Communication NCO Academy, Army Engineering University of PLA, Chongqing, China.
Liver Int. 2021 Apr;41(4):837-850. doi: 10.1111/liv.14763. Epub 2020 Dec 25.
Up to 40%-65% of patients with perihilar cholangiocarcinoma (PHC) rapidly progress to early recurrence (ER) even after curative resection. Quantification of ER risk is difficult and a reliable prognostic prediction tool is absent. We developed and validated a multilevel model, integrating clinicopathology, molecular pathology and radiology, especially radiomics coupled with machine-learning algorithms, to predict the ER of patients after curative resection in PHC.
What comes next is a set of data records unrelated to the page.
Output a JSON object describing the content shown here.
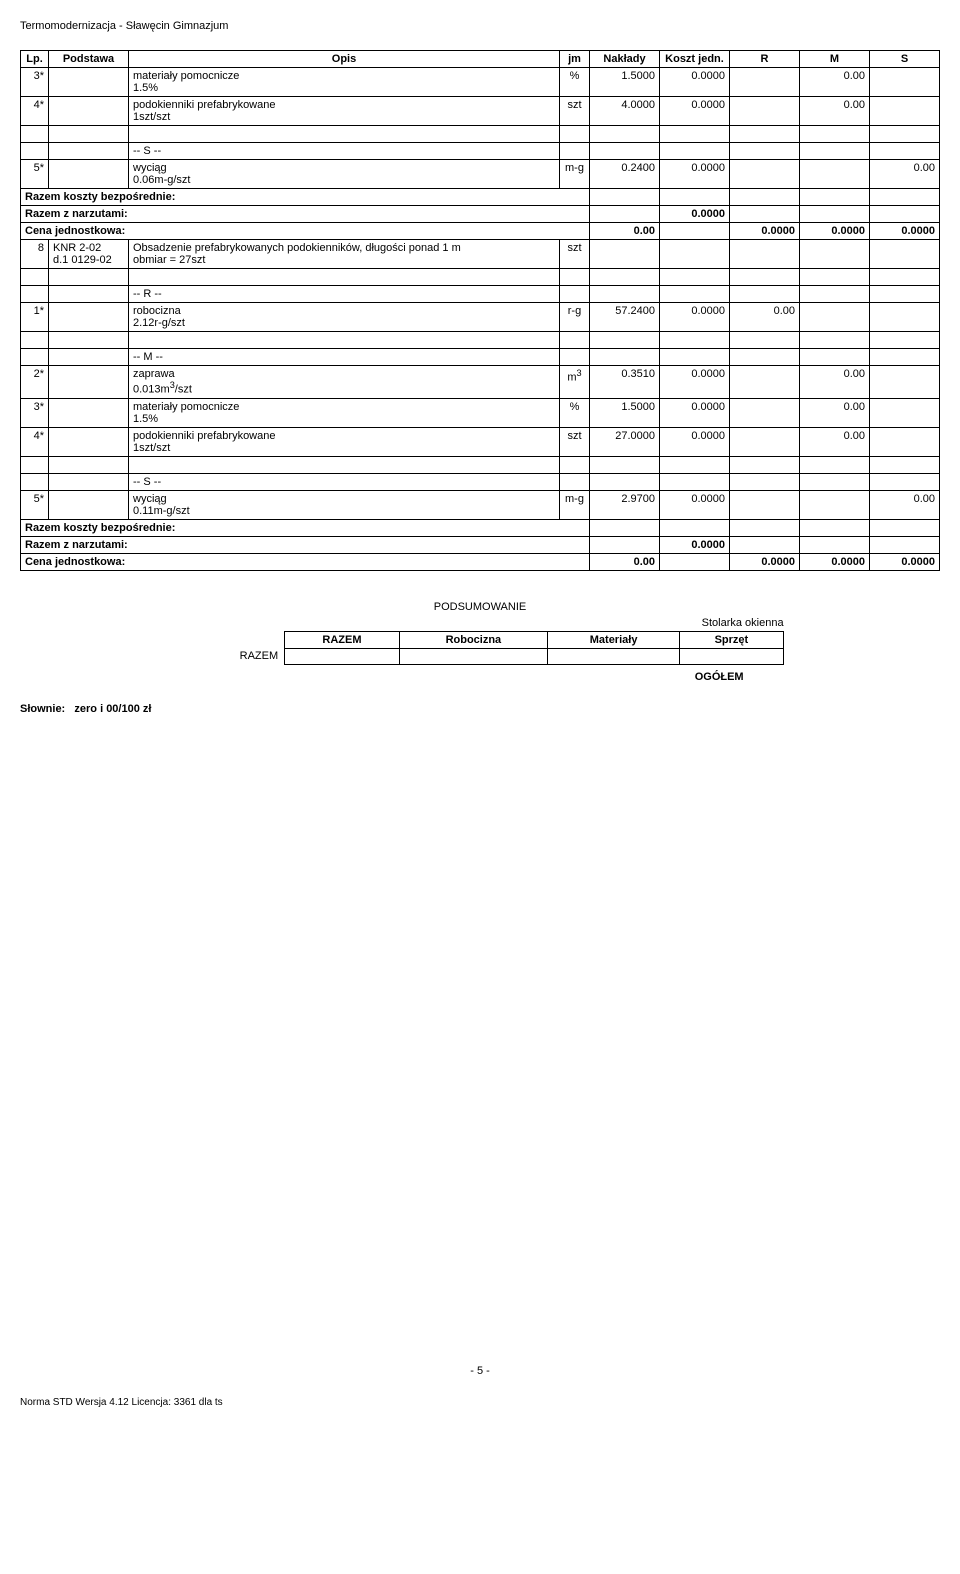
{
  "doc_title": "Termomodernizacja - Sławęcin Gimnazjum",
  "headers": {
    "lp": "Lp.",
    "podstawa": "Podstawa",
    "opis": "Opis",
    "jm": "jm",
    "naklady": "Nakłady",
    "koszt": "Koszt jedn.",
    "r": "R",
    "m": "M",
    "s": "S"
  },
  "rows": [
    {
      "lp": "3*",
      "opis": "materiały pomocnicze\n1.5%",
      "jm": "%",
      "naklady": "1.5000",
      "koszt": "0.0000",
      "m": "0.00"
    },
    {
      "lp": "4*",
      "opis": "podokienniki prefabrykowane\n1szt/szt",
      "jm": "szt",
      "naklady": "4.0000",
      "koszt": "0.0000",
      "m": "0.00"
    },
    {
      "spacer": true
    },
    {
      "opis": "-- S --",
      "section": true
    },
    {
      "lp": "5*",
      "opis": "wyciąg\n0.06m-g/szt",
      "jm": "m-g",
      "naklady": "0.2400",
      "koszt": "0.0000",
      "s": "0.00"
    },
    {
      "label": "Razem koszty bezpośrednie:",
      "full": true
    },
    {
      "label": "Razem z narzutami:",
      "full": true,
      "koszt": "0.0000"
    },
    {
      "label": "Cena jednostkowa:",
      "full": true,
      "naklady": "0.00",
      "r": "0.0000",
      "m": "0.0000",
      "s": "0.0000"
    },
    {
      "lp": "8",
      "podstawa": "KNR 2-02\nd.1 0129-02",
      "opis": "Obsadzenie prefabrykowanych podokienników, długości ponad 1 m\nobmiar = 27szt",
      "jm": "szt"
    },
    {
      "spacer": true
    },
    {
      "opis": "-- R --",
      "section": true
    },
    {
      "lp": "1*",
      "opis": "robocizna\n2.12r-g/szt",
      "jm": "r-g",
      "naklady": "57.2400",
      "koszt": "0.0000",
      "r": "0.00"
    },
    {
      "spacer": true
    },
    {
      "opis": "-- M --",
      "section": true
    },
    {
      "lp": "2*",
      "opis": "zaprawa\n0.013m3/szt",
      "jm": "m3",
      "naklady": "0.3510",
      "koszt": "0.0000",
      "m": "0.00"
    },
    {
      "lp": "3*",
      "opis": "materiały pomocnicze\n1.5%",
      "jm": "%",
      "naklady": "1.5000",
      "koszt": "0.0000",
      "m": "0.00"
    },
    {
      "lp": "4*",
      "opis": "podokienniki prefabrykowane\n1szt/szt",
      "jm": "szt",
      "naklady": "27.0000",
      "koszt": "0.0000",
      "m": "0.00"
    },
    {
      "spacer": true
    },
    {
      "opis": "-- S --",
      "section": true
    },
    {
      "lp": "5*",
      "opis": "wyciąg\n0.11m-g/szt",
      "jm": "m-g",
      "naklady": "2.9700",
      "koszt": "0.0000",
      "s": "0.00"
    },
    {
      "label": "Razem koszty bezpośrednie:",
      "full": true
    },
    {
      "label": "Razem z narzutami:",
      "full": true,
      "koszt": "0.0000"
    },
    {
      "label": "Cena jednostkowa:",
      "full": true,
      "naklady": "0.00",
      "r": "0.0000",
      "m": "0.0000",
      "s": "0.0000"
    }
  ],
  "summary": {
    "title": "PODSUMOWANIE",
    "caption": "Stolarka okienna",
    "cols": [
      "RAZEM",
      "Robocizna",
      "Materiały",
      "Sprzęt"
    ],
    "rowlabel": "RAZEM",
    "ogolem": "OGÓŁEM"
  },
  "slownie_label": "Słownie:",
  "slownie_value": "zero i 00/100 zł",
  "page_num": "- 5 -",
  "footer": "Norma STD Wersja 4.12 Licencja: 3361 dla ts"
}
In total, 274 patients who underwent contrast-enhanced CT (CECT) and curative resection at 2 institutions were retrospectively identified and randomly divided into training (n = 167), internal validation (n = 70) and external validation (n = 37) sets. A machine-learning analysis of 18,120 radiomic features based on multiphase CECT and 48 clinico-radiologic characteristics was performed for the multilevel model.
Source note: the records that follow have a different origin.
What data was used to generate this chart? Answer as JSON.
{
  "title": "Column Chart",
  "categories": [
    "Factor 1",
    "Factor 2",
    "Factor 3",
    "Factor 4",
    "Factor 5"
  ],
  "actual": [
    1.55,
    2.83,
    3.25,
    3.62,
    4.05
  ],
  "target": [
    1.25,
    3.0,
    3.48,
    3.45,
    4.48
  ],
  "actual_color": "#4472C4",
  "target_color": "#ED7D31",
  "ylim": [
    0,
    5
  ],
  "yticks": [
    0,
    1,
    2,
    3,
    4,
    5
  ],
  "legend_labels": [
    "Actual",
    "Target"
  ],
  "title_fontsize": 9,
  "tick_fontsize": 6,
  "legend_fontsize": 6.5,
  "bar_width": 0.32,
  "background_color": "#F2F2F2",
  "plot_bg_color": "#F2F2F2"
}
Comprehensively, 7 independent factors (tumour differentiation, lymph node metastasis, pre-operative CA19-9 level, enhancement pattern, A-Shrink score, V-Shrink score and P-Shrink score) were built to the multilevel model and quantified the risk of ER. We benchmarked the gain in discrimination with the area under the curve (AUC) of 0.883, superior to the rival clinical and radiomic models (AUCs 0.792-0.805). The accuracy (ACC) of the multilevel model was 0.826, which was significantly higher than those of the conventional staging systems (AJCC 8th (0.641), MSKCC (0.617) and Gazzaniga (0.581)).
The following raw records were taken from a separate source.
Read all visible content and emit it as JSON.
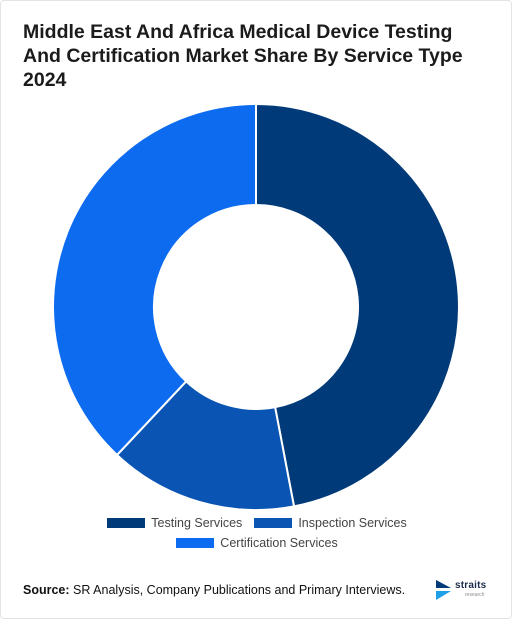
{
  "title": "Middle East And Africa Medical Device Testing And Certification Market Share By Service Type 2024",
  "source_label": "Source:",
  "source_text": "SR Analysis, Company Publications and Primary Interviews.",
  "logo": {
    "name": "straits",
    "sub": "research"
  },
  "colors": {
    "testing": "#003a78",
    "inspection": "#0a55b3",
    "certification": "#0d6bf0",
    "logo_icon": "#1ea0e6"
  },
  "chart_data": {
    "type": "pie",
    "variant": "donut",
    "title": "Middle East And Africa Medical Device Testing And Certification Market Share By Service Type 2024",
    "legend_position": "bottom",
    "categories": [
      "Testing Services",
      "Inspection Services",
      "Certification Services"
    ],
    "values": [
      47,
      15,
      38
    ],
    "unit": "%",
    "colors": [
      "#003a78",
      "#0a55b3",
      "#0d6bf0"
    ]
  }
}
The radiomics-based multilevel model demonstrated superior performance to rival models and conventional staging systems, and could serve as a visual prognostic tool to plan surveillance of ER and guide post-operative individualized management in PHC.
高达40%-65%的肝门部胆管癌(PHC)患者即使在根治性切除术后也会迅速进展为早期复发(ER)。ER风险的量化困难,且缺乏可靠的预后预测工具。我们开发并验证了一个多层次模型,整合临床病理学、分子病理学和放射学,特别是结合机器学习算法的放射组学,以预测PHC患者根治性切除术后的ER。
回顾性确定了2家机构中274例行增强CT(CECT)和根治性切除的患者,并随机分为训练组(n = 167)、内部验证组(n = 70)和外部验证组(n = 37)。基于多期CECT的18120个放射组学特征和48个临床放射学特征进行了多层次模型的机器学习分析。
综合起来,7个独立因素(肿瘤分化、淋巴结转移、术前CA19-9水平、强化模式、A-Shrink评分、V-Shrink评分和P-Shrink评分)被纳入多层次模型并量化了ER风险。我们用曲线下面积(AUC)为0.883来衡量鉴别力的提高,优于竞争的临床和放射组学模型(AUC为0.792-0.805)。多层次模型的准确率(ACC)为0.826,显著高于传统分期系统(美国癌症联合委员会第8版(0.641)、纪念斯隆凯特琳癌症中心(0. MSKCC 617)和加扎尼加(0.581))。
基于放射组学的多层次模型表现出优于竞争模型和传统分期系统的性能,可作为一种可视化的预后工具,用于规划ER监测并指导PHC术后的个体化管理。